Cowley College to participate in international science collaboration


On November 2, 2016 the International Cosmic Day will take place for the fifth time.

Students worldwide will investigate cosmic rays. Astroparticle physics, the science utilizing cosmic rays as messengers of yet unsolved puzzles of the Universe, is still a young field of research. Teenagers, teachers and scientists will get together on the International Cosmic Day to discuss about these puzzles and to investigate these particles that constantly surround us.

For the first time two collaborations from high-energy and astroparticle physics will join and analyze their experimental data. The event is initiated by the Deutsches Elektronen-Synchrotron DESY in cooperation with Netzwerk Teilchenwelt in Germany and the research center Fermilab with its teachers' network QuarkNet in the US.

Cowley College will join this research collaboration for the fourth year. Previous years have used students from the Math and Science Club and interested physics students to research and share their results with the collaboration and even present at various conferences. This year should provide new opportunities for student to experience science the way it is done in real life.

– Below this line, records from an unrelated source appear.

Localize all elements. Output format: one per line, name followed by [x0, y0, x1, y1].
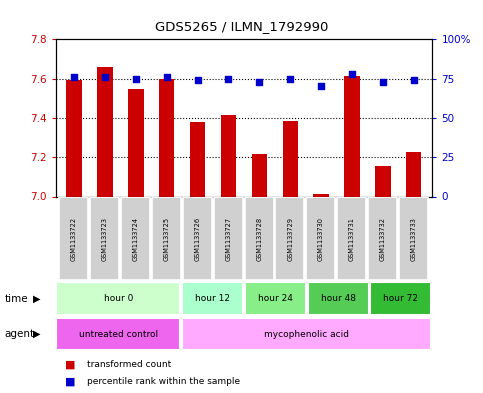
- Point: [70, 74, 78, 80]
- Point: [286, 75, 294, 82]
- Bar: [221, 115, 236, 196]
- Point: [163, 74, 170, 80]
- FancyBboxPatch shape: [183, 197, 212, 280]
- Text: GDS5265 / ILMN_1792990: GDS5265 / ILMN_1792990: [155, 20, 328, 33]
- Text: transformed count: transformed count: [87, 360, 171, 369]
- Text: ■: ■: [65, 376, 76, 386]
- Bar: [66, 79, 82, 196]
- Bar: [406, 152, 422, 196]
- Point: [410, 77, 418, 83]
- Text: GSM1133731: GSM1133731: [349, 217, 355, 261]
- Bar: [128, 90, 143, 196]
- Text: GSM1133722: GSM1133722: [71, 217, 77, 261]
- Bar: [283, 121, 298, 196]
- FancyBboxPatch shape: [370, 283, 431, 315]
- Text: GSM1133725: GSM1133725: [164, 217, 170, 261]
- Text: hour 24: hour 24: [258, 294, 293, 303]
- Point: [132, 75, 140, 82]
- FancyBboxPatch shape: [275, 197, 304, 280]
- FancyBboxPatch shape: [308, 283, 369, 315]
- FancyBboxPatch shape: [213, 197, 242, 280]
- FancyBboxPatch shape: [337, 197, 366, 280]
- Text: untreated control: untreated control: [79, 330, 158, 338]
- FancyBboxPatch shape: [182, 283, 243, 315]
- FancyBboxPatch shape: [368, 197, 397, 280]
- FancyBboxPatch shape: [244, 197, 273, 280]
- Text: percentile rank within the sample: percentile rank within the sample: [87, 377, 240, 386]
- Point: [348, 71, 356, 77]
- Text: GSM1133733: GSM1133733: [411, 217, 417, 261]
- Bar: [190, 122, 205, 196]
- Bar: [375, 166, 391, 196]
- FancyBboxPatch shape: [245, 283, 306, 315]
- Bar: [313, 194, 329, 196]
- Text: ▶: ▶: [33, 329, 41, 339]
- Point: [194, 77, 201, 83]
- Text: ■: ■: [65, 360, 76, 370]
- Text: hour 12: hour 12: [195, 294, 230, 303]
- FancyBboxPatch shape: [90, 197, 119, 280]
- Bar: [159, 79, 174, 196]
- Point: [101, 74, 109, 80]
- Bar: [97, 67, 113, 196]
- Bar: [252, 154, 267, 196]
- Text: GSM1133726: GSM1133726: [195, 217, 200, 261]
- Bar: [344, 75, 360, 196]
- Point: [379, 79, 387, 85]
- FancyBboxPatch shape: [152, 197, 181, 280]
- Text: GSM1133724: GSM1133724: [133, 217, 139, 261]
- Text: hour 0: hour 0: [104, 294, 133, 303]
- Text: GSM1133732: GSM1133732: [380, 217, 386, 261]
- Point: [225, 75, 232, 82]
- Text: GSM1133730: GSM1133730: [318, 217, 324, 261]
- Text: GSM1133727: GSM1133727: [226, 217, 231, 261]
- FancyBboxPatch shape: [306, 197, 335, 280]
- FancyBboxPatch shape: [182, 318, 431, 350]
- Point: [317, 83, 325, 90]
- Text: ▶: ▶: [33, 294, 41, 304]
- Text: agent: agent: [5, 329, 35, 339]
- Text: GSM1133728: GSM1133728: [256, 217, 262, 261]
- Point: [256, 79, 263, 85]
- FancyBboxPatch shape: [57, 283, 180, 315]
- Text: hour 72: hour 72: [384, 294, 418, 303]
- Text: mycophenolic acid: mycophenolic acid: [264, 330, 349, 338]
- Text: hour 48: hour 48: [321, 294, 355, 303]
- FancyBboxPatch shape: [57, 318, 180, 350]
- FancyBboxPatch shape: [59, 197, 88, 280]
- FancyBboxPatch shape: [399, 197, 428, 280]
- Text: time: time: [5, 294, 28, 304]
- Text: GSM1133729: GSM1133729: [287, 217, 293, 261]
- FancyBboxPatch shape: [121, 197, 150, 280]
- Text: GSM1133723: GSM1133723: [102, 217, 108, 261]
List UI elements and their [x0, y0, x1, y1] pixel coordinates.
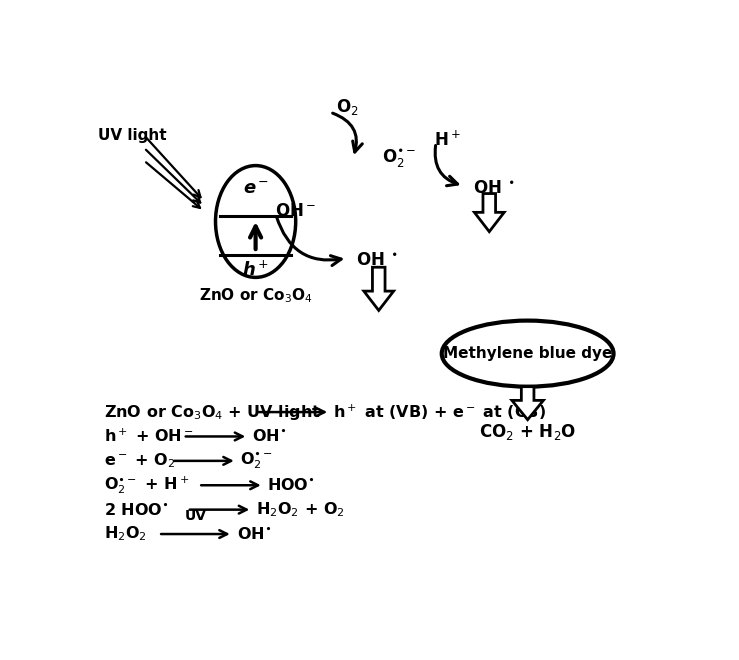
Text: H$_2$O$_2$: H$_2$O$_2$	[103, 525, 146, 543]
Text: O$_2$: O$_2$	[336, 97, 358, 117]
Text: CO$_2$ + H$_2$O: CO$_2$ + H$_2$O	[479, 422, 576, 442]
Text: H$^+$: H$^+$	[434, 131, 461, 150]
Text: 2 HOO$^{\bullet}$: 2 HOO$^{\bullet}$	[103, 502, 168, 517]
Text: OH$^-$: OH$^-$	[275, 203, 316, 220]
FancyArrow shape	[512, 387, 543, 420]
Text: e$^-$ + O$_2$: e$^-$ + O$_2$	[103, 451, 175, 470]
Text: ZnO or Co$_3$O$_4$: ZnO or Co$_3$O$_4$	[199, 286, 313, 304]
Text: OH $^{\bullet}$: OH $^{\bullet}$	[473, 180, 514, 197]
Text: UV light: UV light	[98, 127, 167, 143]
Text: OH $^{\bullet}$: OH $^{\bullet}$	[356, 251, 398, 269]
Text: h$^+$: h$^+$	[242, 260, 269, 279]
FancyArrow shape	[474, 193, 504, 232]
FancyArrow shape	[364, 267, 394, 310]
Text: h$^+$ at (VB) + e$^-$ at (CB): h$^+$ at (VB) + e$^-$ at (CB)	[333, 403, 546, 422]
Text: HOO$^{\bullet}$: HOO$^{\bullet}$	[267, 477, 315, 493]
Text: Methylene blue dye: Methylene blue dye	[443, 346, 613, 361]
Text: OH$^{\bullet}$: OH$^{\bullet}$	[236, 526, 271, 542]
Text: O$_2^{\bullet-}$ + H$^+$: O$_2^{\bullet-}$ + H$^+$	[103, 475, 189, 496]
Text: e$^-$: e$^-$	[242, 180, 269, 197]
Text: ZnO or Co$_3$O$_4$ + UV light: ZnO or Co$_3$O$_4$ + UV light	[103, 403, 321, 422]
Text: h$^+$ + OH$^-$: h$^+$ + OH$^-$	[103, 428, 194, 445]
Text: H$_2$O$_2$ + O$_2$: H$_2$O$_2$ + O$_2$	[256, 500, 344, 519]
Text: UV: UV	[185, 509, 206, 523]
Text: O$_2^{\bullet-}$: O$_2^{\bullet-}$	[381, 147, 416, 169]
Text: O$_2^{\bullet-}$: O$_2^{\bullet-}$	[240, 451, 273, 471]
Text: OH$^{\bullet}$: OH$^{\bullet}$	[251, 428, 286, 444]
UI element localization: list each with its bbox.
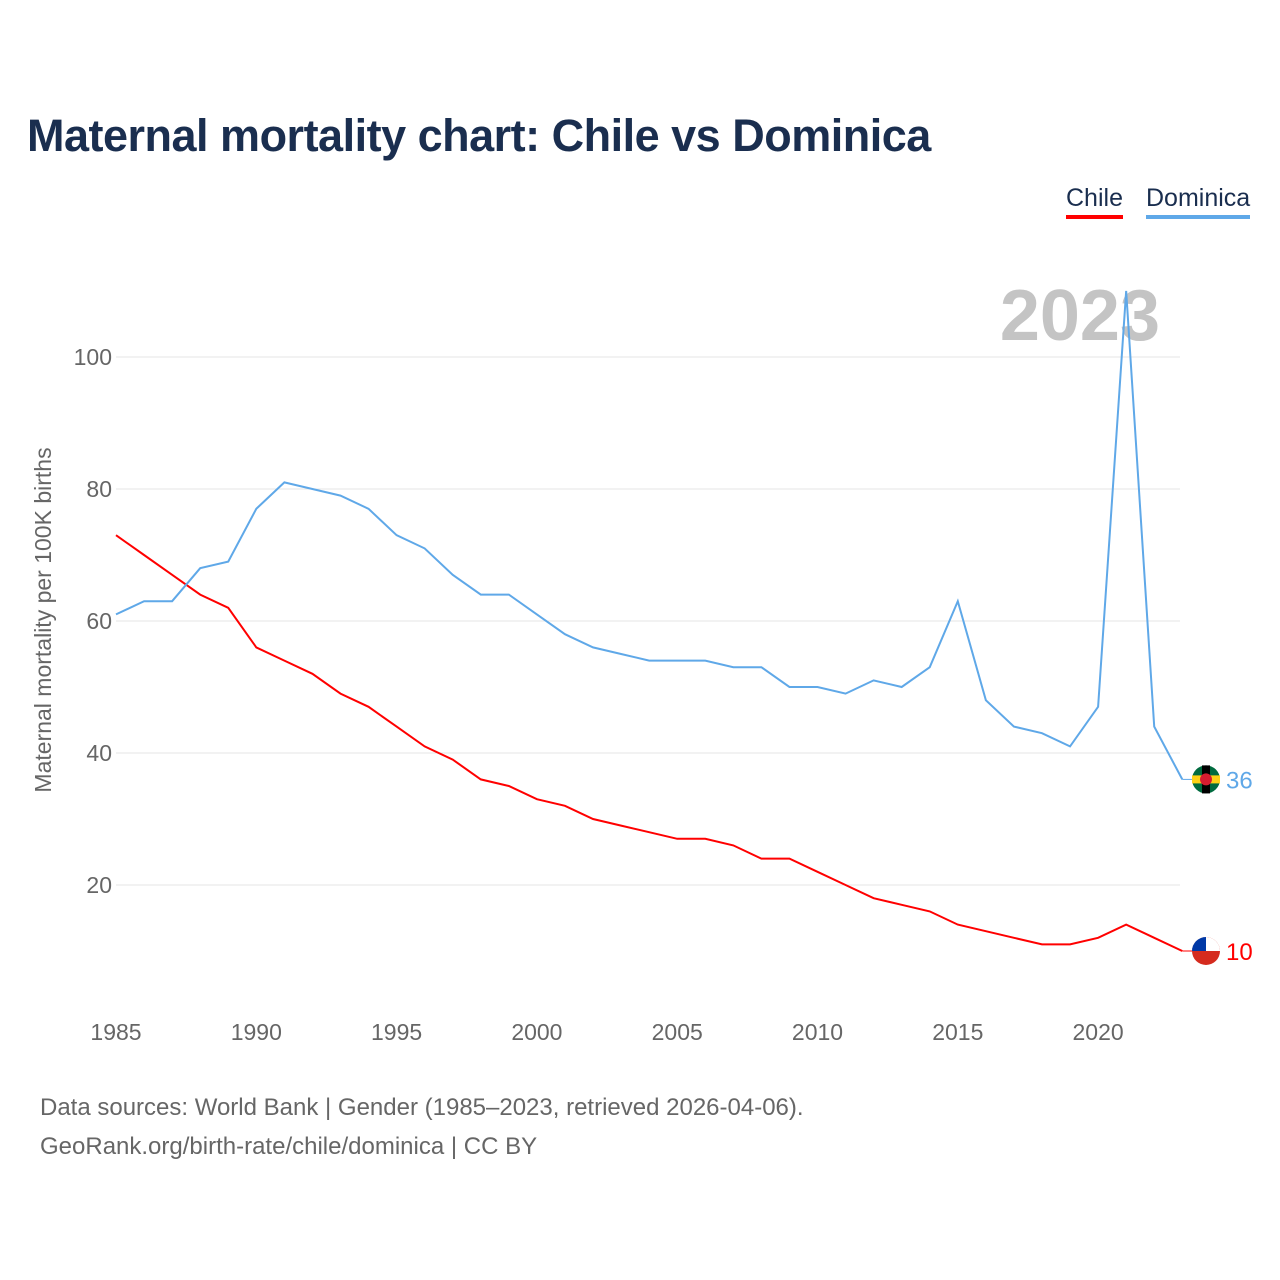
dominica-flag-disc bbox=[1200, 773, 1212, 786]
end-value-label: 10 bbox=[1226, 939, 1253, 966]
x-tick-label: 2015 bbox=[932, 1019, 983, 1045]
y-tick-label: 80 bbox=[86, 476, 112, 502]
x-tick-label: 2005 bbox=[652, 1019, 703, 1045]
chile-flag-blue bbox=[1192, 937, 1206, 951]
source-line-1: Data sources: World Bank | Gender (1985–… bbox=[40, 1094, 804, 1121]
y-tick-label: 60 bbox=[86, 608, 112, 634]
x-tick-label: 2000 bbox=[511, 1019, 562, 1045]
year-watermark: 2023 bbox=[1000, 276, 1160, 356]
source-note: Data sources: World Bank | Gender (1985–… bbox=[40, 1088, 804, 1166]
end-value-label: 36 bbox=[1226, 767, 1253, 794]
y-axis-label: Maternal mortality per 100K births bbox=[30, 447, 56, 792]
x-tick-label: 2010 bbox=[792, 1019, 843, 1045]
legend-dominica[interactable]: Dominica bbox=[1146, 184, 1251, 219]
x-tick-label: 1995 bbox=[371, 1019, 422, 1045]
y-tick-label: 40 bbox=[86, 740, 112, 766]
series-line-chile bbox=[115, 534, 1183, 952]
x-tick-label: 1990 bbox=[231, 1019, 282, 1045]
series-line-dominica bbox=[115, 290, 1184, 780]
x-tick-label: 2020 bbox=[1073, 1019, 1124, 1045]
y-tick-label: 20 bbox=[86, 872, 112, 898]
source-line-2[interactable]: GeoRank.org/birth-rate/chile/dominica | … bbox=[40, 1133, 538, 1160]
legend-chile[interactable]: Chile bbox=[1066, 184, 1123, 219]
x-tick-label: 1985 bbox=[90, 1019, 141, 1045]
y-tick-label: 100 bbox=[74, 344, 112, 370]
chart-title: Maternal mortality chart: Chile vs Domin… bbox=[27, 110, 931, 161]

With the detectors which have been specifically designed for students the young researches get the chance to detect cosmic rays themselves. If particles from outer space hit the Earth's atmosphere they produce new particles, called muons. The central question on the International Cosmic Day will be the arrival direction of those muons. Do muons reach us from all directions equally since outer space surrounds us?

Scientists and teachers help to plan and realize the measurements and to analyze and present the data. Following the question “What did we measure and why?” the students will quickly learn to play the roles of scientists. The groups of students participating worldwide can develop and discuss ideas together in video chats several times during the day. The presentation of the results is one of the most important steps of the project just like in a real international collaboration.

Cowley Students will have the opportunity to learn about high energy particle physics and the standard model of the atom before being introduced to the Quarknet cosmic ray detector. They will then design their experiment based on the parameters established by the event. After collecting their data and determining the results of their data, they will share their data in an early morning video conference with the team that usually includes CERN, DESY and other student groups from Europe and Asia. Later that afternoon, they will participate in another video conference with Fermilab and students from across the USA. Their final product will include an article that will be published with all the other student groups participating.

A novelty this year is the participation of scientists from the two renowned collaborations ATLAS and IceCube, who will analyze their data regarding the questions addressed by the International Cosmic Day. ATLAS is a high-energy experiment at the Large Hadron Collider at CERN and focuses on the investigation of the fundamental forces of nature. For this goal protons are accelerated and brought to collision to measure the resulting particles. The astroparticle physics experiment IceCube detects the elusive neutrinos from far-away sources. It explores the physics at exploding stars, gamma-ray bursts, and other origins of high-energy neutrinos. While both experiments follow different aims, they both also detect the ever-present muon.